Disney’s streaming business is set to benefit from a variety of new content being produced by their growing catalogue of studios such as Fox, Pixar, Marvel, Lucasfilm, and Disney Animation. According to Macker, Disney now owns 12 of the top 20 best films by worldwide box office grosses. “Each new franchise deepens the Disney library, which should continue to generate value over the years,” Macker says.
Wells Fargo WFC
While many stocks fell from the beginning of the year, Wells Fargo was an exception, rising 11.1% year-to-date. Analyst Eric Compton increased Wells Fargo’s fair value estimate to $62 from $55. Driving that change are expected interest-rate hikes later this year.
Compton views WFC as one of the most interest-rate sensitive companies his team covers. “The interest-rate hikes should help to offset some of the growth pressure from being unable to grow its balance sheet,” he says.

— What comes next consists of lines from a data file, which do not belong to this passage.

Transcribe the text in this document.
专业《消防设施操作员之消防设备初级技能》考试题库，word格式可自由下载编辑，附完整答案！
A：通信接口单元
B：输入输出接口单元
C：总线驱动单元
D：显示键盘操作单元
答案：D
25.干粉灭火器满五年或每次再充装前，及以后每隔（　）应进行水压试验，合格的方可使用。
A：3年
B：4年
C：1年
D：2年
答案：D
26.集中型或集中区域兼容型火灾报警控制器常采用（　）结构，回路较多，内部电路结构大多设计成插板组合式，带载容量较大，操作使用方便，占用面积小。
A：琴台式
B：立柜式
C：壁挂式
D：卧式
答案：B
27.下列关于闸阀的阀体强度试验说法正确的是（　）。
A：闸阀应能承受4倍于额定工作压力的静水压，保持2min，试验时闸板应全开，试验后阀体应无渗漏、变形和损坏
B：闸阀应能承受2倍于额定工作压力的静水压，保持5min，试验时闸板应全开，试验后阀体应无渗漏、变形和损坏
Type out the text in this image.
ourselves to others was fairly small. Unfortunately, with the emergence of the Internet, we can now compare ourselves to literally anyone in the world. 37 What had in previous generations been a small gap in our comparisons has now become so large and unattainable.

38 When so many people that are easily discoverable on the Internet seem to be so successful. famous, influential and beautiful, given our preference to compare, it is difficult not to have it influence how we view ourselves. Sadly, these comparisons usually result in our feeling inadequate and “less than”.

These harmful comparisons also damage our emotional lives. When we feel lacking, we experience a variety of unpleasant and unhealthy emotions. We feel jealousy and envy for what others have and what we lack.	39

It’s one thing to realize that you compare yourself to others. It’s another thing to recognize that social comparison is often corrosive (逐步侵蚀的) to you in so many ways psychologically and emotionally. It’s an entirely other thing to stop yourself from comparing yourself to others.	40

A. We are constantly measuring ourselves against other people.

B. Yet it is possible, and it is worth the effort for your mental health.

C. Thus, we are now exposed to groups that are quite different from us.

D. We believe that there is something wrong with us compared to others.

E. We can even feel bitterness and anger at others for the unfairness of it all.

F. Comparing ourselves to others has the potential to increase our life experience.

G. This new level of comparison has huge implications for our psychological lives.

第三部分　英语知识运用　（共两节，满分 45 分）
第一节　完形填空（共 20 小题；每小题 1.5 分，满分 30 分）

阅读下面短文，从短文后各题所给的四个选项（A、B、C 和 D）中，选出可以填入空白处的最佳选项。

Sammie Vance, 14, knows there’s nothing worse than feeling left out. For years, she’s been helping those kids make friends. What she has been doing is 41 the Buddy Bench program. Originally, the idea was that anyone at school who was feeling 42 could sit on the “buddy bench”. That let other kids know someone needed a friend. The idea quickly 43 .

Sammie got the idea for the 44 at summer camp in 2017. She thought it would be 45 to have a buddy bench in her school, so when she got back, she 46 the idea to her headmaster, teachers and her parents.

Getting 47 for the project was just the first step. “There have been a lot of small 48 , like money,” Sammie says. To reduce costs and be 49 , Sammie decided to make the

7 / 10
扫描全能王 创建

The company currently trades at a 14% discount to fair value.
“Wells Fargo remains one of the top deposit gatherers in the U.S., with the third most deposits in the country behind JPMorgan Chase and Bank of America,’’ Compton say “Wells Fargo has one of the largest branch footprints in the U.S., excels in the middle-market commercial space, and has a large advisory network. We believe this scale and the bank's existing mix of franchises should provide the right foundation to eventually build out a decently performing bank.”